Toutes les caméras et les micros sont braqués sur la cour criminelle de Vaucluse ce jeudi 19 décembre 2024. Partie délibérer à 10h30 lundi matin, après trois mois et demi d'audience, la justice va annoncer le sort qu'elle a décidé de réserver à ces hommes âgés de 27 à 74 ans, venus agresser sexuellement Gisèle Pelicot, préalablement sédatée par son époux d'alors, Dominique, à leur domicile de Mazan, annonce l'AFP. Les trois enfants du couple, David, Caroline et Florian, sont arrivés ensemble au tribunal, fendant une foule de spectateurs, militants et journalistes. Leur mère Gisèle est, elle, arrivée séparément et souriante un peu après, accompagnée de ses deux avocats. Le verdict est tombé : Dominique Pelicot est "déclaré coupable" de viols aggravés sur son ex-épouse Gisèle après avoir pendant une décennie drogué son ex-épouse aux anxiolytiques avant de la violer et la livrer à des dizaines d'inconnus recrutés sur internet. Il a également été reconnu coupable d'enregistrement et de détention d'images prises à leur insu de sa femme, de sa fille et de ses belles-filles, ajoute l'AFP. Dominique Pelicot condamné à la peine maximale de 20 ans de prison. Enfin, la cour criminelle de Vaucluse a déclaré coupable l’ensemble de ses 50 coaccusés.
Cette décision, dans un palais de justice d'Avignon sous haute protection policière, a été scrutée de près, en France comme à l'étranger, tant ce procès a provoqué une onde de choc, depuis son ouverture le 2 septembre, devenant emblématique des questions autour des violences sexistes et sexuelles, de la soumission chimique, du consentement et plus largement des rapports hommes-femmes.

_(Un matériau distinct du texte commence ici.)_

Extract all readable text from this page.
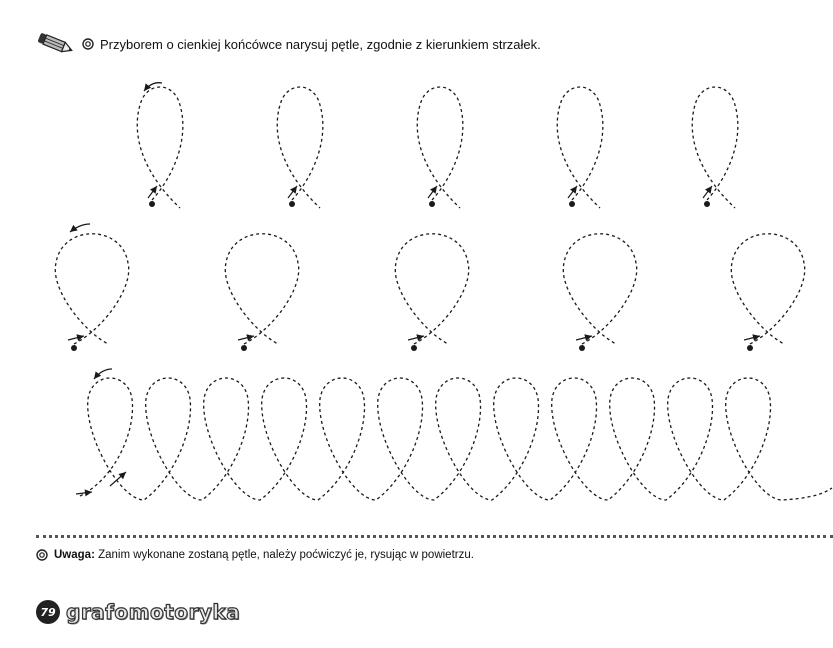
Przyborem o cienkiej końcówce narysuj pętle, zgodnie z kierunkiem strzałek.
Uwaga: Zanim wykonane zostaną pętle, należy poćwiczyć je, rysując w powietrzu.
79 grafomotoryka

Une personnalité du milieu, l'avocat, ténor de Barreau devenu homme politique, Eric Dupond-Moretti a donné son avis, lui qui connaît si bien les dossiers ultra-médiatisés comme le procès d'Outreau - il a défendu la "boulangère" Roselyne Godard, qu'il a fait acquitter.
Sur les ondes de France Inter la veille, l’ex-garde des Sceaux Eric Dupond-Moretti a proposé son point de vue sur l'affaire Mazan, après les excuses du mari de la victime, Dominique Pelicot. "Je suis un peu plus circonspect sur les manifestations au sein du Palais de justice, a-t-il ajouté. J’ai vécu des manifestations d’hostilité à l’encontre de certains accusés. Parfois de soutien, aussi. Au sein du Palais de justice, ça me dérange. Devant, pourquoi pas. Ailleurs pourquoi pas. Au sein du Palais, j’ai une petite réserve."
Le compagnon pacsé de la chanteuse québécoise Isabelle Boulay précise, sachant que tout propos sur l'affaire est brûlant : "Je comprends bien sûr le soutien, l’aide, que l’on apporte à Gisèle Pelicot, qui est une femme courageuse, dans le sens où elle a permis ce débat public. Au fond, elle pouvait l’éviter. (...) C’est un procès important parce qu’il a permis de mettre l’accent sur un type de viol qui n’est pas forcément le plus usité, la soumission chimique. Ça, effectivement, ça permet de prendre conscience d’une des formes du non-consentement, évidemment."
En demandant à ce que le procès ne soit pas en huis-clos, Gisèle Pélicot a réussi son défi : faire changer de camp la honte. Les mouvements féministes n'ont pas tardé à faire de cette mère de trois enfants une icône. Parmi les images marquantes, celles de l'épouse du violeur, chaque jour du procès, traversant la salle du Palais de justice sous les applaudissements, les haies d’honneur, et les bouquets de fleurs. Un collectif de femmes chante également devant le palais de justice d’Avignon depuis le début du procès, en soutien à Gisèle Pelicot et toutes les femmes victimes de violences.
Pour l'heure, Eric Dupond-Moretti a rangé sa robe d'avocat et son costume de ministre, cédant la place à Didier Migaud pour la Justice. Il a préféré mettre ses habits de comédien puisqu'il se lance dans un nouveau seul en scène avec "J'ai dit oui" au théâtre Marigny à Paris à partir du 1er février 2025. Le père de deux fils issus d'une première union, surnommé Acquittator doit toutefois suivre avec un intérêt certain le dénouement du procès le plus médiatisé de 2024.